The quality of sashimi story starts when you hook the fish. Well at least the things that you have some control over. If you take 20 min to land your fish then the biochemistry of the flesh will be changed compared to one you land in a minute. The more energy left in the flesh at dispatch the better as there is more fuel to enhance the flavour so if you want it for sashimi get it in quickly. The dispatch method makes less difference as if you took 20mis to catch it a few seconds less to kill it will make little diffence. That said best to be quick clean and humane as not doing that is a good way to ruin your appetite. After that dropping the core temperature of the fish is important - for the tunas this is best achieved by gilling and gutting along the lines already shown in this post string, and immersing the carcass in an ice slurry (you can use a salt water one but be careful not to partially freeze your fish as salt slurry can get below zero degrees C). You can then have shasimi for about six ( six ice days) where the flesh is kept at or below zero degrees C. With tunas the whole carcass is ok in the slurry until you butcher it - then you have to keep the water off the flesh With other fish i would get it out of contact with the water in the slurry within a couple of hours. If you eat your sashimi on day one you will find it a bit bland - by 24-36 hours after dispatch (in ice slurry) it should be really tasty with the flesh flavour enhancers at their peak. After that small losses in flavour will gradually become apparent and muscle structure changes will make the texture less ' crisp'.

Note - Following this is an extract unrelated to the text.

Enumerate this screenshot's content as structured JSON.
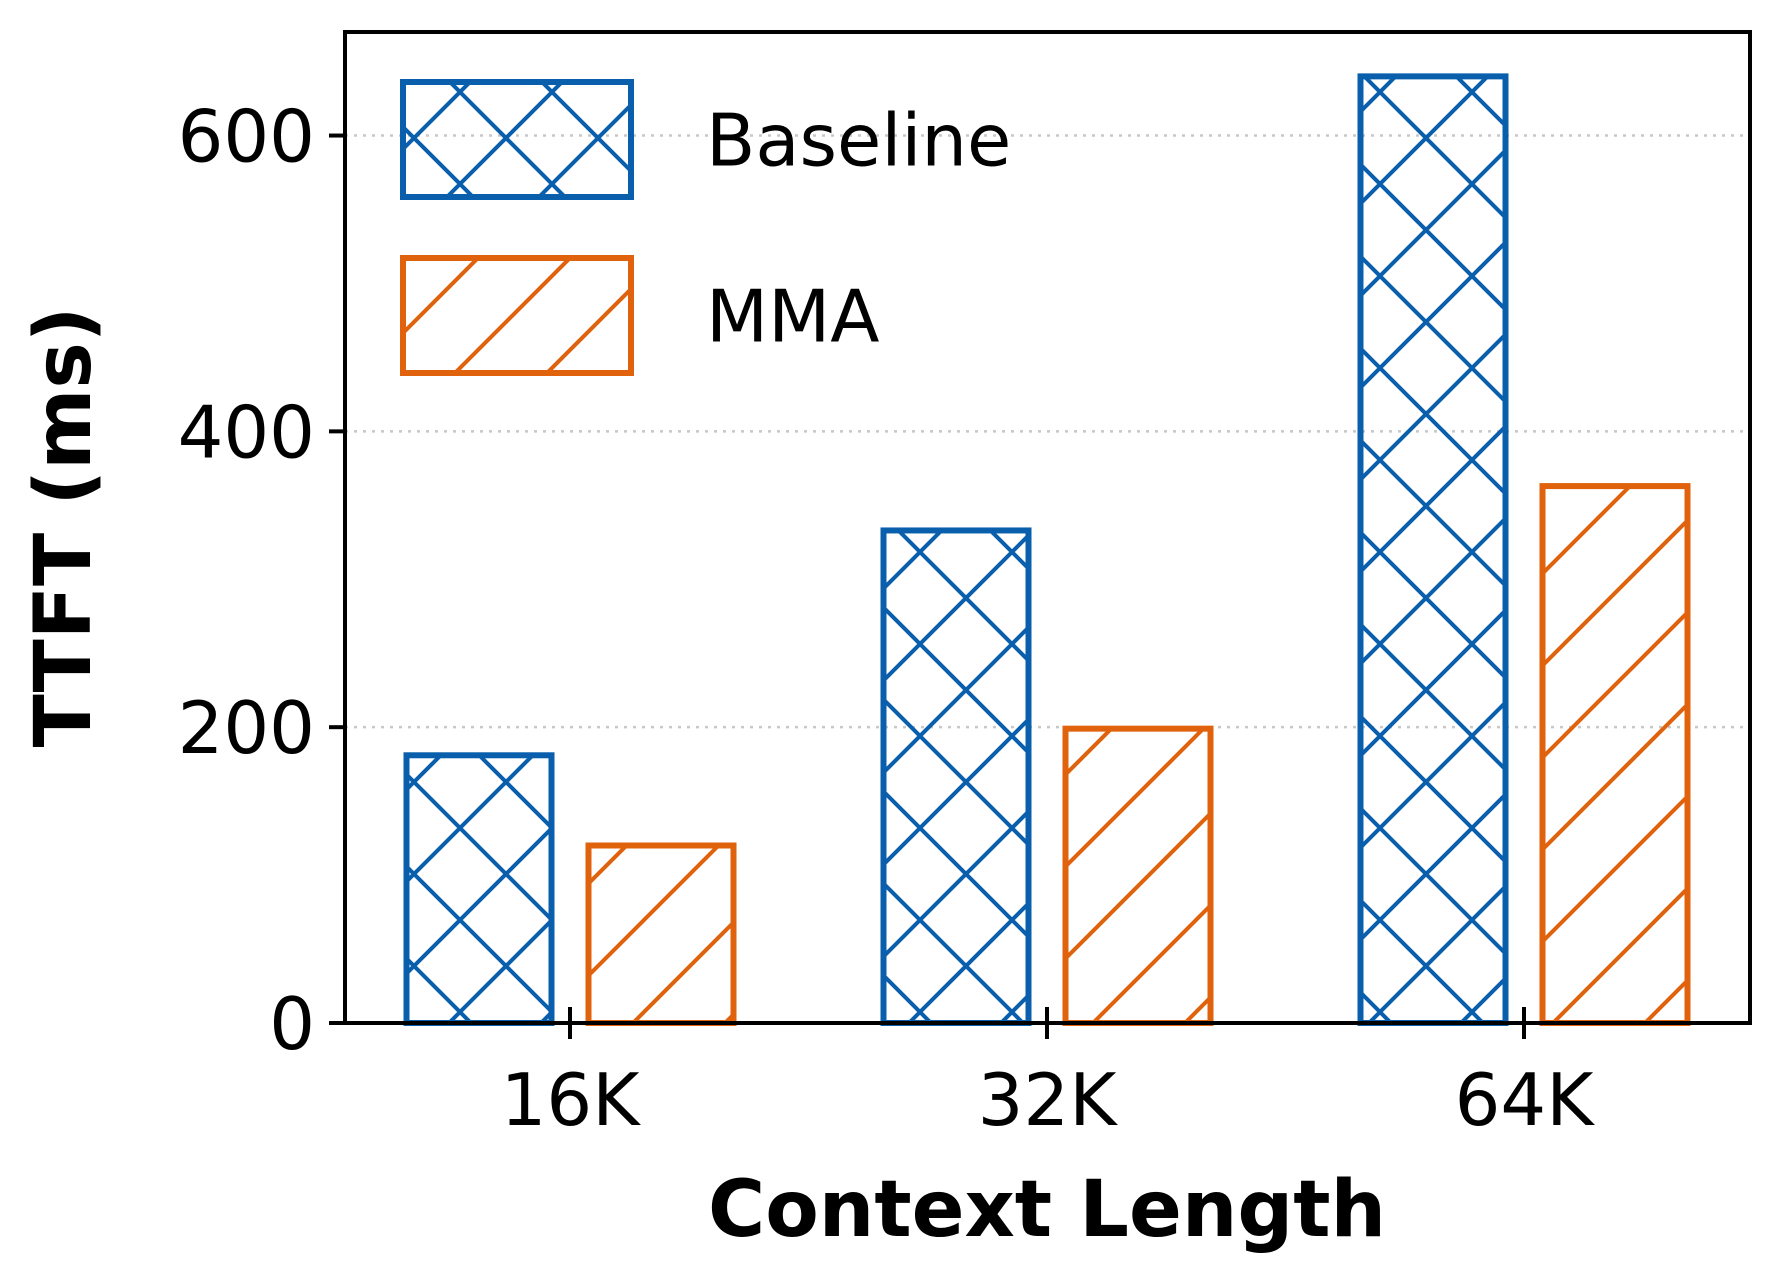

So: land yor sashimi quickly;drop the core temp quickly; kept it on ice if you want to have sashimi for up to a week; on ice your sashimi will be best for these species (and most) after 24-36 hours; make sure your sashimi doesn't get water logged in your ice slurry. Finally if you look at you soy sauce bottle you will see inosine mono phosphate (IMP) that's the thing that peaks in fish muscle when it is at its best (sweet and meaty).
Cheers
Phil
This post is like a repository of information. Thank you.